1. A golfer can hit a golf ball a horizontal distance of over 300 m on a good drive. What maximum height will a 301.5 m drive reach if it is launced at an angle of 25.0 degrees to the ground? (Hint: At the top of its flight, the ball's vertical velocity component will be zero.)
2. A baseball is trhown at an angle of 25 degrees relative to the ground at a speed of 23.0 m/s. If the ball was caught 42.0 m from the thrower, how long was it in the air? How high was the tallest spot in the ball's path?
3. Salmon often jump waterfalls to reach their breeding grounds.
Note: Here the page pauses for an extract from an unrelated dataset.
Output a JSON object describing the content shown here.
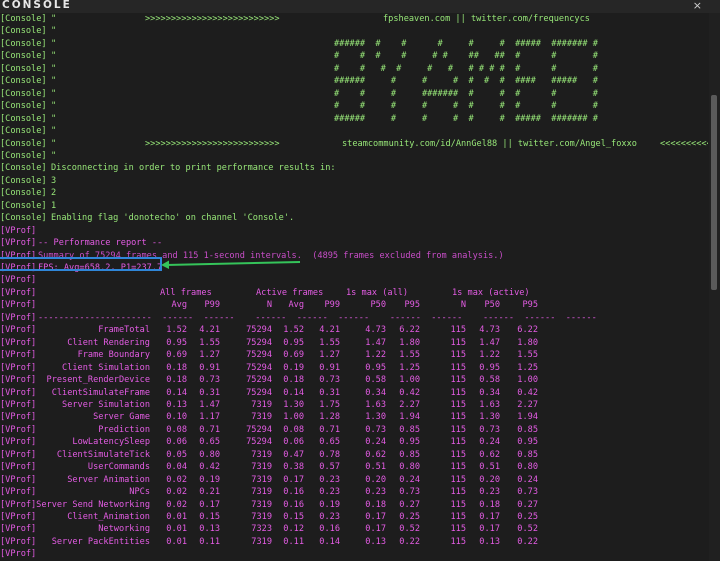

Starting 2.00 m from a waterfall 0.55 m in height, at what minimum speed must a salmon jumping at an angle of 32.0 degrees leave the water to continue upstream?
4. A quarterback throws the football to a stationary receiver who is 31.5 m down the field. If the football is thrown at an initial angle of 40.0 degrees to the ground, at what initial speed must the quarterback throw the ball for it to reach the receiver? What is the ball's highest point during its flight?
I know that number 2 is 2.0 s; 4.8 m and that number 4 is 17.7 m/s; 6.60m but I don't know how to solve and show my work.
http://id.mind.net/~zona/mstm/physics/mechanics/curvedMotion/projectileMotion/generalSolution/generalSolution.html
Your problems all are lacking the gravitational constant of 32 feet per sec. per sec.
what does that mean?
who's the teacher? -0-; i know one who does not really teach us. hahahaha
a=32.36
The gravitational constant is a value that represents the acceleration due to gravity. In this case, the value of 32 feet per second per second indicates that the acceleration due to gravity is 32 ft/s^2. This means that the speed at which objects fall due to gravity increases by 32 feet per second for every second of motion.
Including the gravitational constant in the problem is important because it affects the motion of projectiles, such as the golf ball, baseball, salmon, and football in the given problems. The constant allows us to account for the effect of gravity on the objects' paths and calculate their respective heights, distances, and times of flight accurately.